Mulled wine is fully associated with the Christmas period. When the holiday season comes, we enjoy drinking a little mulled wine, with friends, with family. It can be taken while strolling through the Christmas markets, outside on a terrace or simply at home in front of a warm fire. Mulled wine unites, comforts and gives us a pleasant time!
Throughout Europe, drinking mulled wine during the winter has become a true tradition to the point of almost making it an institution. However, originally, there is nothing noble about drinking mulled wine.
Back in time more than 2000 years ago: since ancient times, spices have been associated with wine. In Roman times the conditum paradoxum was a mixture of wine and honey; to this was added pepper, mastic (resin of the pistachio tree, Pistacia lentiscus and not the mastic of building J ), saffron, bay leaf and spikenard ( Nardostachys jatamansi plant whose odorous rhyzome is used).

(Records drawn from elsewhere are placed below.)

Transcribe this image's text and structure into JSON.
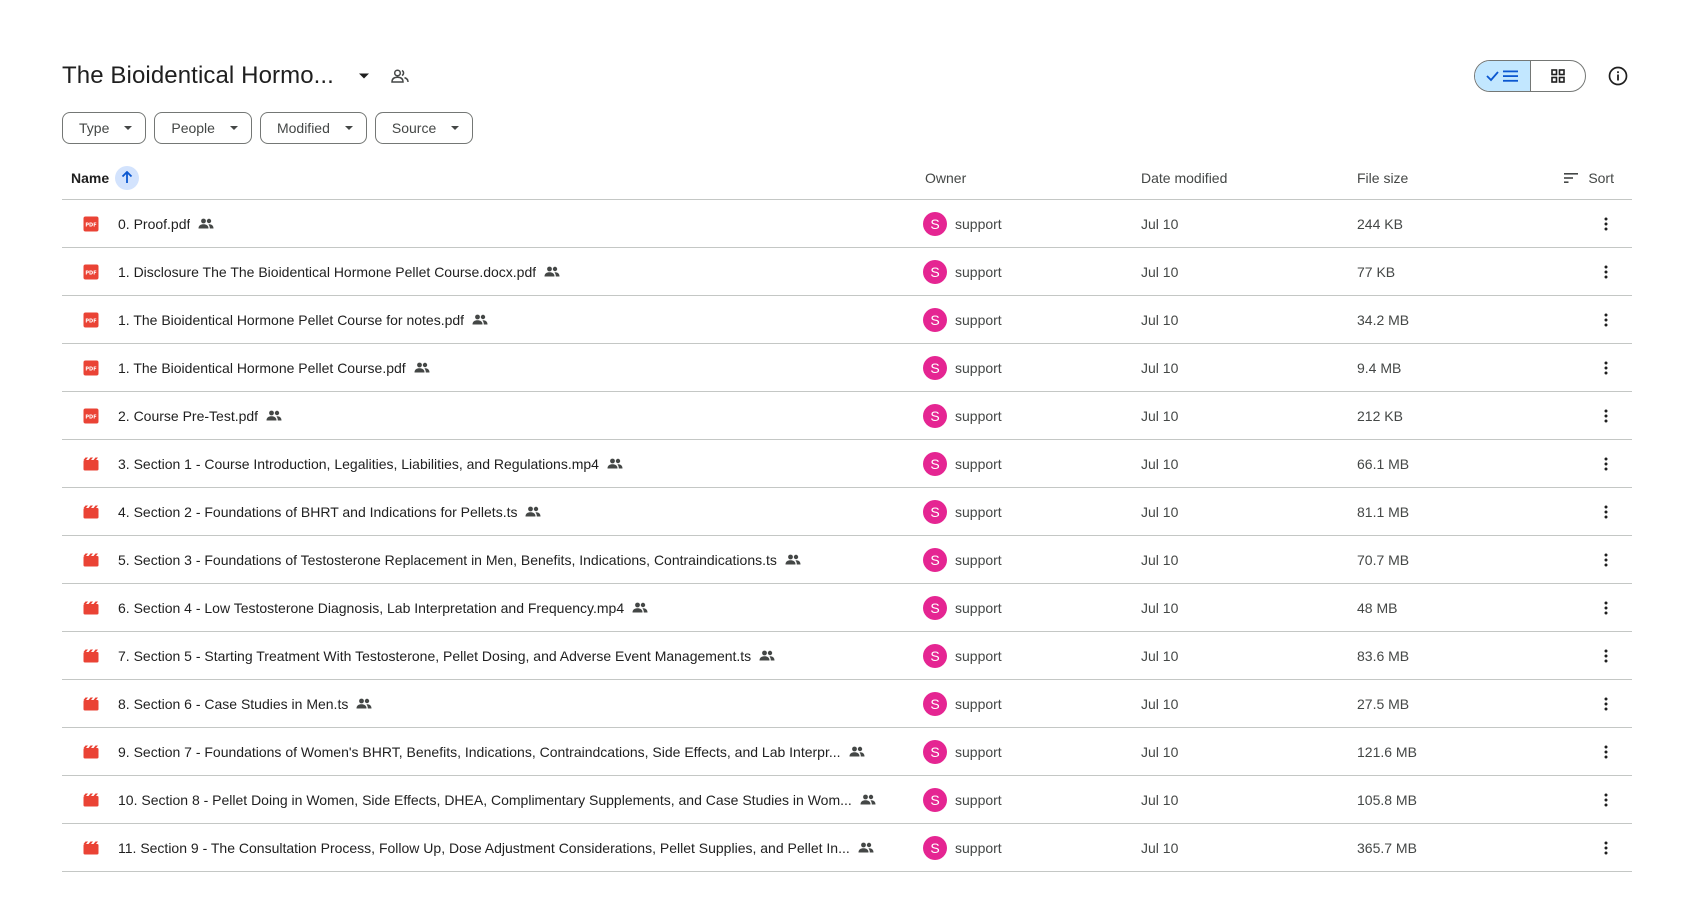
{
  "header": {
    "title": "The Bioidentical Hormo...",
    "shared_icon": "people-outline-icon",
    "view_list_icon": "list-view-icon",
    "view_grid_icon": "grid-view-icon",
    "info_icon": "info-icon"
  },
  "filters": [
    {
      "label": "Type"
    },
    {
      "label": "People"
    },
    {
      "label": "Modified"
    },
    {
      "label": "Source"
    }
  ],
  "columns": {
    "name": "Name",
    "owner": "Owner",
    "date_modified": "Date modified",
    "file_size": "File size",
    "sort": "Sort"
  },
  "colors": {
    "pdf_icon": "#ea4335",
    "video_icon": "#ea4335",
    "avatar_bg": "#e52592",
    "active_view_bg": "#c2e7ff",
    "sort_arrow_bg": "#d3e3fd"
  },
  "files": [
    {
      "name": "0. Proof.pdf",
      "type": "pdf",
      "owner": "support",
      "avatar": "S",
      "date": "Jul 10",
      "size": "244 KB"
    },
    {
      "name": "1. Disclosure The The Bioidentical Hormone Pellet Course.docx.pdf",
      "type": "pdf",
      "owner": "support",
      "avatar": "S",
      "date": "Jul 10",
      "size": "77 KB"
    },
    {
      "name": "1. The Bioidentical Hormone Pellet Course for notes.pdf",
      "type": "pdf",
      "owner": "support",
      "avatar": "S",
      "date": "Jul 10",
      "size": "34.2 MB"
    },
    {
      "name": "1. The Bioidentical Hormone Pellet Course.pdf",
      "type": "pdf",
      "owner": "support",
      "avatar": "S",
      "date": "Jul 10",
      "size": "9.4 MB"
    },
    {
      "name": "2. Course Pre-Test.pdf",
      "type": "pdf",
      "owner": "support",
      "avatar": "S",
      "date": "Jul 10",
      "size": "212 KB"
    },
    {
      "name": "3. Section 1 - Course Introduction, Legalities, Liabilities, and Regulations.mp4",
      "type": "video",
      "owner": "support",
      "avatar": "S",
      "date": "Jul 10",
      "size": "66.1 MB"
    },
    {
      "name": "4. Section 2 - Foundations of BHRT and Indications for Pellets.ts",
      "type": "video",
      "owner": "support",
      "avatar": "S",
      "date": "Jul 10",
      "size": "81.1 MB"
    },
    {
      "name": "5. Section 3 - Foundations of Testosterone Replacement in Men, Benefits, Indications, Contraindications.ts",
      "type": "video",
      "owner": "support",
      "avatar": "S",
      "date": "Jul 10",
      "size": "70.7 MB"
    },
    {
      "name": "6. Section 4 - Low Testosterone Diagnosis, Lab Interpretation and Frequency.mp4",
      "type": "video",
      "owner": "support",
      "avatar": "S",
      "date": "Jul 10",
      "size": "48 MB"
    },
    {
      "name": "7. Section 5 - Starting Treatment With Testosterone, Pellet Dosing, and Adverse Event Management.ts",
      "type": "video",
      "owner": "support",
      "avatar": "S",
      "date": "Jul 10",
      "size": "83.6 MB"
    },
    {
      "name": "8. Section 6 - Case Studies in Men.ts",
      "type": "video",
      "owner": "support",
      "avatar": "S",
      "date": "Jul 10",
      "size": "27.5 MB"
    },
    {
      "name": "9. Section 7 - Foundations of Women's BHRT, Benefits, Indications, Contraindcations, Side Effects, and Lab Interpr...",
      "type": "video",
      "owner": "support",
      "avatar": "S",
      "date": "Jul 10",
      "size": "121.6 MB"
    },
    {
      "name": "10. Section 8 - Pellet Doing in Women, Side Effects, DHEA, Complimentary Supplements, and Case Studies in Wom...",
      "type": "video",
      "owner": "support",
      "avatar": "S",
      "date": "Jul 10",
      "size": "105.8 MB"
    },
    {
      "name": "11. Section 9 - The Consultation Process, Follow Up, Dose Adjustment Considerations, Pellet Supplies, and Pellet In...",
      "type": "video",
      "owner": "support",
      "avatar": "S",
      "date": "Jul 10",
      "size": "365.7 MB"
    }
  ]
}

Above all, the spices made it possible to preserve the wine much longer and thus mask the oxidized taste of the wine. This drink was generally consumed at the end of a meal as a digestive. Roman expansion then popularized spiced wines across Europe. Hypocras recipes in the Middle Ages inspired by Roman wines brought sweeter notes; and cinnamon, cloves and citrus fruits are also added.
It was only later, in Northern Europe, that sweet wine began to be heated. In fact, it gives the impression of warming up during cold days. We thus find the first traces of heated wine in Sweden, called Glögg served with grapes and almonds. In Germany, Alsace, Switzerland and even Austria, it is given the name Glühwein. Today, each country has its own recipe: in Scandinavia, vodka, rum or cognac are added to wine. In Quebec, we find Caribou, a mulled wine with strong alcohol and spices. Whatever the variations of mulled wine that we can find today, there remains one thing that we have kept: the tradition of drinking it at Christmas!
Our mixture of spices for mulled wine is composed of 4 spices and a citrus fruit: Ceylon Cinnamon for its subtle rose notes and its lemony and sweet hints, star anise for its warm anise flavor, ginger for its notes lemony and a hint of clove for its peppery, powerful and caramelized touches. We add kaffir lime mussel peels which bring intense notes of citrus and lemongrass. Ceylon Cinnamon (Cinnamomum Zeylanicum) , kaffir lime (Citrus hystrix) , ginger (Zingiber officinale) and clove (Syzygium aromaticum) come from our direct selection from Madagascar. Star anise or star anise (Illicium verum) comes from India.